CHAMPAIGN (WSIL) — Nick Holonyak Jr., a pioneer of LED lighting, died Sept. 18 in Urbana, Illinois. The University of Illinois Urbana-Champaign professor was 93 years old.
Holonyak is credited with the development of the first practical visible-spectrum LED, now commonly used worldwide in light bulbs, device displays and lasers.
Holonyak was born Nov. 3, 1928 in Zeigler, Illinois.
According to the University of Illinois, he received his bachelor’s, master’s and doctoral degrees at Illinois. He then worked for Bell Labs, the US Army Signal Corps and General Electric before joining the U. of I. faculty in 1963.
While working at General Electric, on Oct. 9, 1962, Holonyak demonstrated the first visible-light-emitting diode. While infrared LEDs previously had been made of the material gallium arsenide, Holonyak created crystals of gallium arsenide phosphide to make an LED that would emit a visible red light.
More recently, Holonyak developed a technique to bend light within gallium arsenide chips, a development allowing computer chips to transmit information by light rather than electricity.
“We have lost a legendary member of our Illinois family, who quite literally led everyone to see the world in a new and better way,” Chancellor Robert J. Jones said.
Holonyak is survived by his wife, Katherine, to whom he was married for more than 60 years.

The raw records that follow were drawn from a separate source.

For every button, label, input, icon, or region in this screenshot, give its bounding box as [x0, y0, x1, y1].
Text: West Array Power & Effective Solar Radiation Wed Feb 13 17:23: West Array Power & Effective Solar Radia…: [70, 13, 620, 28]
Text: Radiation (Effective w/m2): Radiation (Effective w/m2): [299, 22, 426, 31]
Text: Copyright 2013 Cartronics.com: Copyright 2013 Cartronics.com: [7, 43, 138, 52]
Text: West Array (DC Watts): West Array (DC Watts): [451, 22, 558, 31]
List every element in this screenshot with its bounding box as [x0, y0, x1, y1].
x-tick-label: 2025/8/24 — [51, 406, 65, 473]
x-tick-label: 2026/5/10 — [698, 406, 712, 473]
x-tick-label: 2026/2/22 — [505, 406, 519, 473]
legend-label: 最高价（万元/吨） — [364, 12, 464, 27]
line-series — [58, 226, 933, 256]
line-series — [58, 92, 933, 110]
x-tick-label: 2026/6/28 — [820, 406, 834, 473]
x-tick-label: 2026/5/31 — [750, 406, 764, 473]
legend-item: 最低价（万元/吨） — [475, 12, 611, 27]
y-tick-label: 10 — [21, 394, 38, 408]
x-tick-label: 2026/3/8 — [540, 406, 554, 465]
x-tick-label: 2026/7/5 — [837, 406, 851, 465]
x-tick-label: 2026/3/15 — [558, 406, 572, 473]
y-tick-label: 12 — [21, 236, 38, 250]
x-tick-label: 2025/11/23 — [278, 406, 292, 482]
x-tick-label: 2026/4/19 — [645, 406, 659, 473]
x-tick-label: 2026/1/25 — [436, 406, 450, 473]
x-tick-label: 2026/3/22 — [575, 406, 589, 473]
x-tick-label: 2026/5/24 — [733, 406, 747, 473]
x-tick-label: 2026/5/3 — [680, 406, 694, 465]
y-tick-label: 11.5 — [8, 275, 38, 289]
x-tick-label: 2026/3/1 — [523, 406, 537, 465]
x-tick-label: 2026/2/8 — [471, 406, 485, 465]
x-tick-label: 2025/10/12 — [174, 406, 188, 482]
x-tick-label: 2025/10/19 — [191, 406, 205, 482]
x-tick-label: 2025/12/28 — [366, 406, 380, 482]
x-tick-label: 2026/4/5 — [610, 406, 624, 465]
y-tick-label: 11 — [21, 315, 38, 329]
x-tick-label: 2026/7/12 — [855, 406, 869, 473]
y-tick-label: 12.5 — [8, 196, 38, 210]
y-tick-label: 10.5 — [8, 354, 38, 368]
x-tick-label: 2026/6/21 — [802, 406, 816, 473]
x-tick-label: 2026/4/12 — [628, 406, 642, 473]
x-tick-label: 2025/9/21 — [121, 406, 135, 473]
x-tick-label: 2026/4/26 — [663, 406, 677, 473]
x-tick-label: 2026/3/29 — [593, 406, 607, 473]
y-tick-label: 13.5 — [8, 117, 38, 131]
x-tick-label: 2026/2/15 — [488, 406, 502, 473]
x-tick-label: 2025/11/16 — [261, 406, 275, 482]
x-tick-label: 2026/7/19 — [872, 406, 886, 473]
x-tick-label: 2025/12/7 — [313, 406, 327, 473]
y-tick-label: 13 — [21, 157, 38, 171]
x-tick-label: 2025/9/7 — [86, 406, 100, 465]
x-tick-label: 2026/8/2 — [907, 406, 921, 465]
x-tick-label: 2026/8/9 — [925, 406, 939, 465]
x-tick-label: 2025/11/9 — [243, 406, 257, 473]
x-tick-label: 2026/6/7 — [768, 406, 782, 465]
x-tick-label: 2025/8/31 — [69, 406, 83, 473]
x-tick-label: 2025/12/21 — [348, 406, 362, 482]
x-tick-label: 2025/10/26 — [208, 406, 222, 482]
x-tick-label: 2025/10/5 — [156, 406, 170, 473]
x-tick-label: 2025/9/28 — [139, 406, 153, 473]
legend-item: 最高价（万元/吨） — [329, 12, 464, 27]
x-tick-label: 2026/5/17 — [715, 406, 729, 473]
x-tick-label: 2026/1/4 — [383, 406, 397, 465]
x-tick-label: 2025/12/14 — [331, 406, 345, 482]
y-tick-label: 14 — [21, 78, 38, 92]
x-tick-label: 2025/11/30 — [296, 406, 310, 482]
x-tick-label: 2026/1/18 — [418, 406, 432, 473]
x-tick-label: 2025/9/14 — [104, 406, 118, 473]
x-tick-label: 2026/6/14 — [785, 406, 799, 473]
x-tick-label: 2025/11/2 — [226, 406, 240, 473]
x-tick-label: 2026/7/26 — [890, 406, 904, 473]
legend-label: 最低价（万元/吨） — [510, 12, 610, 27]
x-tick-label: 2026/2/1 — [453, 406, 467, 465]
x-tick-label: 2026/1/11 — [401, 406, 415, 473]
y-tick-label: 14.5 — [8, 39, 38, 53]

Among his numerous awards are the Queen Elizabeth Prize for Engineering (2021), National Academy of Engineering’s Draper Prize (2015), the Lemelson-MIT Prize (2004), the Global Energy Prize from Russia (2003), the Institute of Electrical and Electronics Engineers Medal of Honor (2003), the Japan Prize (1995), the National Academy of Sciences’ Award for the Industrial Application of Science (1993) and the Optical Society’s Charles Hard Townes Award (1992).